How to interpret the P numbers that fairseq generate produces?

Using fairseq-generate.py, with the transformer architecture, each translation produces a section like this:

Why is it rare to discover new marine mammal species?
S-0     Why is it rare to discover new marine mam@@ mal species ?
H-0     -0.0643349438905716     Pourquoi est-il rare de découvrir de nouvelles espèces de mammifères marins?
P-0     -0.0763 -0.1849 -0.0956 -0.0946 -0.0735 -0.1150 -0.1301 -0.0042 -0.0321 -0.0171 -0.0052 -0.0062 -0.0015

With this explanation:

H is the hypothesis along with an average log-likelihood; and P is the positional score per token position, including the end-of-sentence marker

I'm wondering if it is reasonable to say a low (absolute) number in the P row means higher confidence in that particular word? E.g. does -0.07 for "Pourquoi" means it was happier about that than it was (-0.1849) for "est-il"? And the low -0.0015 at the end means it was really confident the sentence should end there.

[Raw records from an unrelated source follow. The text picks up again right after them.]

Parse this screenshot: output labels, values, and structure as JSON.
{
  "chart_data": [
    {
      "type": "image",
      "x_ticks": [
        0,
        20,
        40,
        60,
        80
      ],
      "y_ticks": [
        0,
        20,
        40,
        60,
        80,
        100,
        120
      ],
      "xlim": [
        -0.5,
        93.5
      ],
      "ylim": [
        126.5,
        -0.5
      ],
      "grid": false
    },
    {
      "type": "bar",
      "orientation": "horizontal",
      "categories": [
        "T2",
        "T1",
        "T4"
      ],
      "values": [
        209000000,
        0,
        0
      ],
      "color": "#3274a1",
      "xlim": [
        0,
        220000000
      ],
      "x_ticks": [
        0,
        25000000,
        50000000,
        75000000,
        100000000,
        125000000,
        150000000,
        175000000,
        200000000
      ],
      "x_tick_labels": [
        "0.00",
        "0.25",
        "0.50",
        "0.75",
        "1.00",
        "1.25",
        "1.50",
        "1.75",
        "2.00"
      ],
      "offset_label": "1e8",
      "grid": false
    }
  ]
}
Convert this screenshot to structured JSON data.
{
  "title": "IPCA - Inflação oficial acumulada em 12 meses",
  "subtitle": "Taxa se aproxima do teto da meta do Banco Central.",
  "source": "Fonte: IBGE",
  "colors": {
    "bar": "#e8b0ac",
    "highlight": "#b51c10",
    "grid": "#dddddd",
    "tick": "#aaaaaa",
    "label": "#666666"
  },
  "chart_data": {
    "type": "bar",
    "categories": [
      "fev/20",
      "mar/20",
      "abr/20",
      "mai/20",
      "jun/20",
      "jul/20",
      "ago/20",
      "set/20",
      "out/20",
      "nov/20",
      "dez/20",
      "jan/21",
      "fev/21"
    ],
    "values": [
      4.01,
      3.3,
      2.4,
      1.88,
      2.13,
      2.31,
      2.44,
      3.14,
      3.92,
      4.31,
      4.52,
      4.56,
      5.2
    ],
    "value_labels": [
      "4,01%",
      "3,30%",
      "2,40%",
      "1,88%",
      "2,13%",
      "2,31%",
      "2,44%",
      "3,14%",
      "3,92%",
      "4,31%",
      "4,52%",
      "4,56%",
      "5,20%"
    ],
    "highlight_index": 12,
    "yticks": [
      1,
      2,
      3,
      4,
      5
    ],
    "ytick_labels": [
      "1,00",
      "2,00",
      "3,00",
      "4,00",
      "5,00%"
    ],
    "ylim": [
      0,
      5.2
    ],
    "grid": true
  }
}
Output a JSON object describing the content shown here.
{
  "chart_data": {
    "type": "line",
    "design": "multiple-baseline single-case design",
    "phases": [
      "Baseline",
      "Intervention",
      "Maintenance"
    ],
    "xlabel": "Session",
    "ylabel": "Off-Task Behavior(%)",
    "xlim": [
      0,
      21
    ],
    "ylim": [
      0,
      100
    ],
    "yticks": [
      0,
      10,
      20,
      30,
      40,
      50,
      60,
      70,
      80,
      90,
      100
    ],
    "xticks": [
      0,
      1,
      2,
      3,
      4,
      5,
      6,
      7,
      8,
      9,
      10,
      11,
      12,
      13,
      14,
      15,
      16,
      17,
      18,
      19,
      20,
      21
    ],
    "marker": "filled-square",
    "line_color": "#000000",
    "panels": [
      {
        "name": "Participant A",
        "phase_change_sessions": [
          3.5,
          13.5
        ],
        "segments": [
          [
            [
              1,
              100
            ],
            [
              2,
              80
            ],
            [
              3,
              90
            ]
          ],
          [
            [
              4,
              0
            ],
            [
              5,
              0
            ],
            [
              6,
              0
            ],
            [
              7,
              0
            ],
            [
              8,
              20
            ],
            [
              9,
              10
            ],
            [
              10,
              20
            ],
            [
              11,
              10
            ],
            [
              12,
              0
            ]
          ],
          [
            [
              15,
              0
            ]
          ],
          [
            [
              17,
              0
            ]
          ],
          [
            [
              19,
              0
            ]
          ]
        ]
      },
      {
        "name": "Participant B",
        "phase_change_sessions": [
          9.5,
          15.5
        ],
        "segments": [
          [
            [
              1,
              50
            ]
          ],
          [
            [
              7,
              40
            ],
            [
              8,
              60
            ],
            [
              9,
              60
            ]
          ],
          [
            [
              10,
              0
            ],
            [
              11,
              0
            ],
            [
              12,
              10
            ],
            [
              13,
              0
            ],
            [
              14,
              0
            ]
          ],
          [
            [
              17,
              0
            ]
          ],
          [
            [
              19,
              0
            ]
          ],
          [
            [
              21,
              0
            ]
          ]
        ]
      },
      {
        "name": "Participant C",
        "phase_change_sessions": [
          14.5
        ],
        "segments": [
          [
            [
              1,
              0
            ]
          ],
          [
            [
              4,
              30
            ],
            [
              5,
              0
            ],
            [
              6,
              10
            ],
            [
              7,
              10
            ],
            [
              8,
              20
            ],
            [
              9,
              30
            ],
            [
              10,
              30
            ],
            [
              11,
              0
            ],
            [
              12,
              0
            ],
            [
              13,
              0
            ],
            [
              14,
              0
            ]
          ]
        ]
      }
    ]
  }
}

Background: What I'm trying to work out is if I can use either the H number, or somehow to use the individual P numbers, to get a confidence measure in its translation. I've been analyzing a handful of translations against the H number and didn't notice much correspondence between it and my subjective opinion of translation quality. But I've a couple where I thought it was particularly poor - it had missed a bit of key information - and the final P number was a relatively high -0.6099 and -0.3091 (The final P number is -0.11 or so on most of them.)

Solution

Q: I'm wondering if it is reasonable to say a low (absolute) number in the P row means higher confidence in that particular word?

Yes. As the docs says, "P is the positional score per token position". The score is actually the log probability, therefore the higher (i.e., the lower absolute number) the more "confident". The source-code may not be that easy to follow, but the scores are generated by the SequenceScorer, and there you can see that scores are normalized (which includes a log either if when you're using a single model or an ensemble). Moreover, when printing the scores, they convert them from base e to 2:
```
print('P-{}\t{}'.format(
    sample_id,
    ' '.join(map(
        lambda x: '{:.4f}'.format(x),
        # convert from base e to base 2
        hypo['positional_scores'].div_(math.log(2)).tolist(),
))
```

Q: What I'm trying to work out is if I can use either the H number, or somehow to use the individual P numbers, to get a confidence measure in its translation.

It turns out that the H value is simply the average of the P values, as you can see here:
```
score_i = avg_probs_i.sum() / tgt_len
```
also converted to base 2. You can check that in your example:
```
import numpy as np
print(np.mean([-0.0763,-0.1849 ,-0.0956 ,-0.0946 ,-0.0735 ,-0.1150 ,-0.1301 ,-0.0042 ,-0.0321 ,-0.0171 ,-0.0052 ,-0.0062 ,-0.0015]))
# >>> -0.06433076923076922
```
Another measurement that is often used to assess the performance of a language model is Perplexity. And a good thing is that perplexity can be easily computed based on the P values, as shown in the Language Model example of the fairseq repository:
```
# Compute perplexity for a sequence
en_lm.score('Barack Obama is coming to Sydney and New Zealand')['positional_scores'].mean().neg().exp()
# tensor(15.1474)
```
I'm not an expert on NLP, so I can't really tell you which one you should use in your case.